A mudança das condições do mercado de trabalho e a incessante corrida no mercado competitivo acabam exigindo planejamentos minuciosos que envolvam todos os departamentos de uma organização, inclusive o RH, que tem sido centro de grandes debates sobre a importância de sua autonomia e protagonismo. Apesar de o conceito de Recursos Humanos estratégico ter sido destaque no meio corporativo, será que a área está de fato atuando e exercendo sua soberania? De acordo com um estudo realizado pela ProPay S.A, 85% dos profissionais de RH não desempenham as atividades estratégicas que foram apontadas. A pesquisa HR Trends 2019 contou com a participação de aproximadamente 500 profissionais da área com cargos considerados estratégicos dentro das empresas, sendo 81,4% dos respondentes líderes ou gestores de Recursos Humanos. Durante a pesquisa, os participantes compartilharam suas percepções sobre o valor estratégico de 28 atividades de RH desempenhadas hoje no mercado brasileiro. A análise de dados permitiu a divisão das atividades em três pilares: operacional, tático e estratégico. Atividades como segurança e medicina do trabalho e folha de pagamento foram consideradas operacionais. Já atividades como a gestão de benefícios estratégicos (plano de saúde e odontológico, previdência privada, seguro de vida, incentivo acadêmicos, etc.), políticas de inclusão e diversidade, além de projetos sociais e de sustentabilidade, foram classificadas como táticas para pelo menos 54,6% dos respondentes. Ao menos 54,3% dos respondentes acreditam que as atividades do RH relacionadas à experiência e à motivação do colaborador, inovação e indicadores são de maior valor estratégico, uma vez que o RH consegue trabalhar em parceria com as áreas de negócio da companhia.
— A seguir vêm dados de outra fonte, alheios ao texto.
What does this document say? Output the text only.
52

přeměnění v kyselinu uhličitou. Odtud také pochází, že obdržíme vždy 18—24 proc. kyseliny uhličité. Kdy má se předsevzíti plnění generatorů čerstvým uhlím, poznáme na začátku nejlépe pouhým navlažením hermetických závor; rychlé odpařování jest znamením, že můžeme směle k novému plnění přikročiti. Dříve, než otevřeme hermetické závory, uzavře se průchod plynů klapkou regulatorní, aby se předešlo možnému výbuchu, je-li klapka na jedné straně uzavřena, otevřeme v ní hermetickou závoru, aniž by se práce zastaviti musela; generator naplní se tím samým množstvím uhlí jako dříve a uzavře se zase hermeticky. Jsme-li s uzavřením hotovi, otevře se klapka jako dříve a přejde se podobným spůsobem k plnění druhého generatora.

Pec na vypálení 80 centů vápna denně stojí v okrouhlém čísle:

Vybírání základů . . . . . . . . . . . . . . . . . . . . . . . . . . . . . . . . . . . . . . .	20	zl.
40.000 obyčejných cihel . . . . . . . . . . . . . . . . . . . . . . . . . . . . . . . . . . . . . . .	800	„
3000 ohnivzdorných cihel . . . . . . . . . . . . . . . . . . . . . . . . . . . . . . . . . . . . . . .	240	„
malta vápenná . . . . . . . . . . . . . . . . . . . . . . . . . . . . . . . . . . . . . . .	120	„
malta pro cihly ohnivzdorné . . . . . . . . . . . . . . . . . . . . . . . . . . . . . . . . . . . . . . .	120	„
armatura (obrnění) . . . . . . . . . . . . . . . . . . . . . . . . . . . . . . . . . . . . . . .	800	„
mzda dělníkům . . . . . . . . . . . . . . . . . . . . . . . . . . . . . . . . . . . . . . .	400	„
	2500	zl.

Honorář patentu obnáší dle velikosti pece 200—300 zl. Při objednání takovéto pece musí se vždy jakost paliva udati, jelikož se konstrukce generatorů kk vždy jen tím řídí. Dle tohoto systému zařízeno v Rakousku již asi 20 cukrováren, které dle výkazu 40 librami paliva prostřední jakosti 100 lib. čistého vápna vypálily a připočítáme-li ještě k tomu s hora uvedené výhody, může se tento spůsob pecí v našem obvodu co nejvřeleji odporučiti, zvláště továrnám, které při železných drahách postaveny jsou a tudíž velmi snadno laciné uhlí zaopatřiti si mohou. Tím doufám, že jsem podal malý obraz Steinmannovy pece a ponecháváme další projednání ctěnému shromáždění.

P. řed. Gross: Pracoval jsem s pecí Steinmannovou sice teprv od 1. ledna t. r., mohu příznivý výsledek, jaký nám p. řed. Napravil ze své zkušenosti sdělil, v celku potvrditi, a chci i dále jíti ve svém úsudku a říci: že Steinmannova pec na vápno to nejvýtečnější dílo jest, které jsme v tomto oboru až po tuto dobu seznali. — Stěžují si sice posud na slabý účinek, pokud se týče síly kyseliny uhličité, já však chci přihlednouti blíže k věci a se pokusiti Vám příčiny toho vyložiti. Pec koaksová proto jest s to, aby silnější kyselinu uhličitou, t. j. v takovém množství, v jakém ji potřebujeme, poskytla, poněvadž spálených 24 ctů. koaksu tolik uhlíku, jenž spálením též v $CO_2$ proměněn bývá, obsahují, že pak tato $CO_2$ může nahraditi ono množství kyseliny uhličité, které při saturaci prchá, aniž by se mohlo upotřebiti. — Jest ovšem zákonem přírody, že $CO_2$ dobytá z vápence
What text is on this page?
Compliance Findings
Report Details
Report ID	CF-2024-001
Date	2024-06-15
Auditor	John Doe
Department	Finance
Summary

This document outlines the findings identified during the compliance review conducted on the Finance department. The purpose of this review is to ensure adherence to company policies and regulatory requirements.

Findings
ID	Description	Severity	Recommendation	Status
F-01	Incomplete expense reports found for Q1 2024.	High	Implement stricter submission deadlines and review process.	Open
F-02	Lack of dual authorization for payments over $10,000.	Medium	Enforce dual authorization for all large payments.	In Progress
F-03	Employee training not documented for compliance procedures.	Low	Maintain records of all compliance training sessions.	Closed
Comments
Atração de talentos, cultura organizacional e treinamento e desenvolvimento foram os pontos mais citados como sendo estratégicos. Através desse estudo é perceptível que as atividades táticas e operacionais já possuem uma cadeia estrutural formada, porém as estratégicas ainda apresentam uma baixa atuação nas companhias. Regras e padrões do mercado competitivo mudam rapidamente e não é fácil responder a tais mudanças com a mesma rapidez. Por isso, pesquisas dessa natureza norteiam profissionais de RH e resultam em novos insights para este momento cercado de desafios.

Fonte: O Estado de São Paulo, 25 de Novembro de 2018.